Cancer survivor Thornton now fighting for others

September 28, 2017

One Troy University student has conquered bone cancer and has chosen to give back to those in the situation she was once in.

Jada Thornton, a junior nursing major from Montgomery, was diagnosed was osteosarcoma, a rare type of bone cancer, in 2009. In 2010, she created a Relay for Life team, which she named Fight Like a Kid, to benefit Children’s Hospital. She has also entered her team in this year’s Dragon Boat Race in Montgomery.
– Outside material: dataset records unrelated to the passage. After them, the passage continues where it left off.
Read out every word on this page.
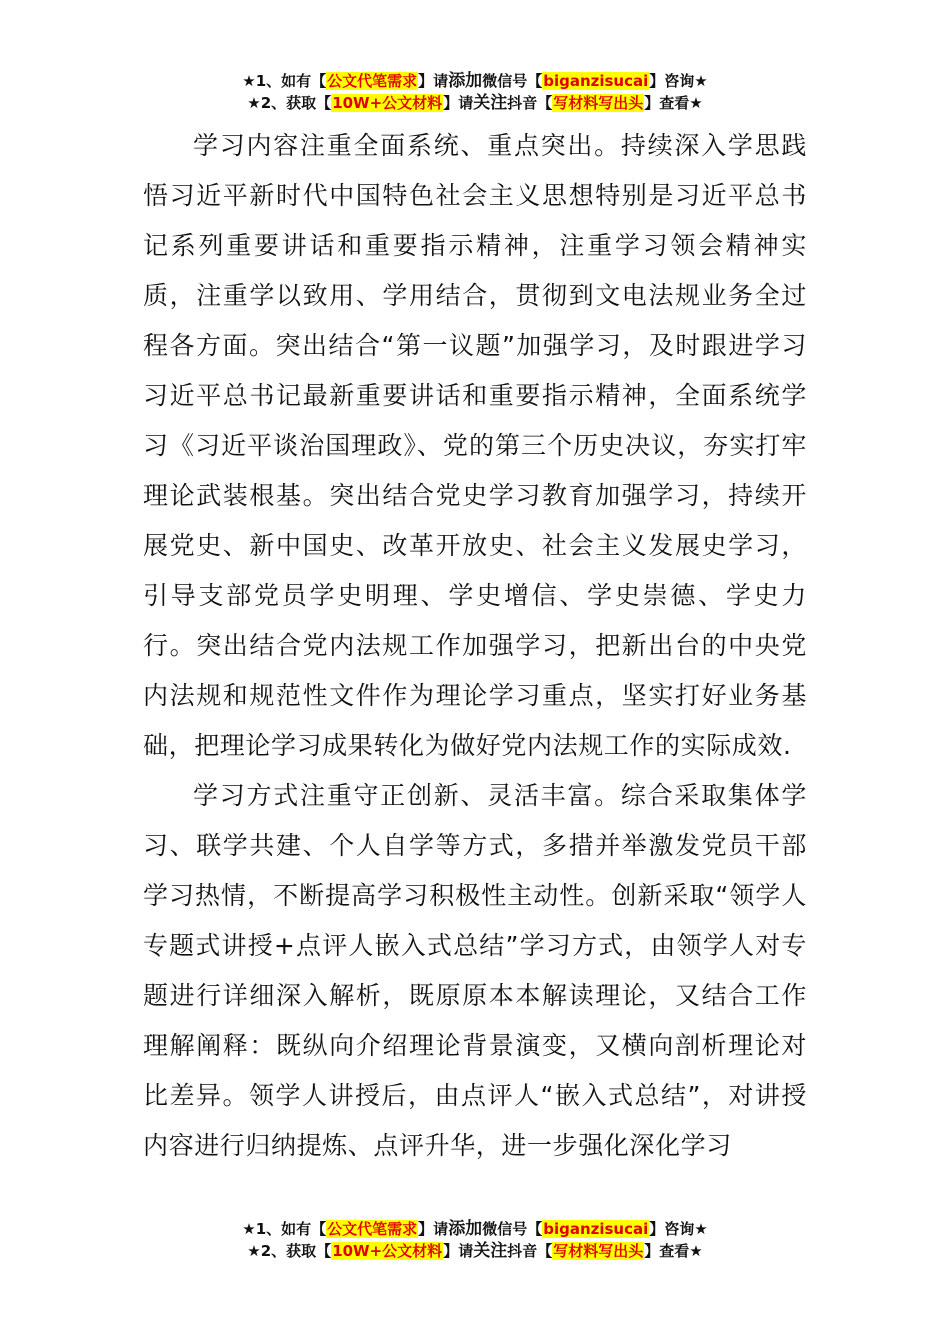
★1、如有【公文代笔需求】请添加微信号【biganzisucai】咨询★
★2、获取【10W+公文材料】请关注抖音【写材料写出头】查看★

学习内容注重全面系统、重点突出。持续深入学思践悟习近平新时代中国特色社会主义思想特别是习近平总书记系列重要讲话和重要指示精神，注重学习领会精神实质，注重学以致用、学用结合，贯彻到文电法规业务全过程各方面。突出结合“第一议题”加强学习，及时跟进学习习近平总书记最新重要讲话和重要指示精神，全面系统学习《习近平谈治国理政》、党的第三个历史决议，夯实打牢理论武装根基。突出结合党史学习教育加强学习，持续开展党史、新中国史、改革开放史、社会主义发展史学习，引导支部党员学史明理、学史增信、学史崇德、学史力行。突出结合党内法规工作加强学习，把新出台的中央党内法规和规范性文件作为理论学习重点，坚实打好业务基础，把理论学习成果转化为做好党内法规工作的实际成效.

学习方式注重守正创新、灵活丰富。综合采取集体学习、联学共建、个人自学等方式，多措并举激发党员干部学习热情，不断提高学习积极性主动性。创新采取“领学人专题式讲授+点评人嵌入式总结”学习方式，由领学人对专题进行详细深入解析，既原原本本解读理论，又结合工作理解阐释：既纵向介绍理论背景演变，又横向剖析理论对比差异。领学人讲授后，由点评人“嵌入式总结”，对讲授内容进行归纳提炼、点评升华，进一步强化深化学习

★1、如有【公文代笔需求】请添加微信号【biganzisucai】咨询★
★2、获取【10W+公文材料】请关注抖音【写材料写出头】查看★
“Kids fight more than adults,” Thornton said. “They learn to go with the flow. They know how to keep living life.”

After a knee replacement in 2009, she went into remission. In 2014, after multiple surgeries, the doctors told her that the cancer had resurfaced and was the size of a softball.

Thornton said she was given the option between a leg amputation or another knee replacement. The doctor performed the leg amputation in September 2016, and Thornton has been in remission since January 2017.

“I think the hardest part was having to adapt to a new life,” she said. “A life that isn’t your usual life that you used to have.

“Learning not to care when people stare was also really difficult, being able to go out in front of a group of people again with the prosthetic. Kids stare because they don’t know any better, so getting used to that took a while.”

Troy University student Jada Thornton, shown here during physical therapy, has become an advocate for other patients following her battle with bone cancer.

Troy University student Jada Thornton, shown here during physical therapy, has become an advocate for other patients following her battle with bone cancer.

Thornton played a multitude of sports, including cheerleading, basketball and softball, while she was young, beginning at 8 years old. She said she wanted to become a professional basketball player before being diagnosed with cancer.

Now, she said she hopes to participate in the track portion of the Paralympics in Birmingham.

“I want to be a nurse to show the kids in the hospital that I know what they are going through,” Thornton, who wants to work in pediatric oncology, said. “I want to show them that they can hurdle over any obstacle put in their way.”

Thornton said her parents, family and friends were very supportive during the process. She also said the university was helpful in working around her needs.

Her father Patrick Thornton said the family got through because of their faith.

“We are a religious family,” he said. “We just got our strength and guidance by calling on our Heavenly Father.

“It all came to a halt all at once. It helped when we could focus on what we had to beat. Now, we are back on the road of options.”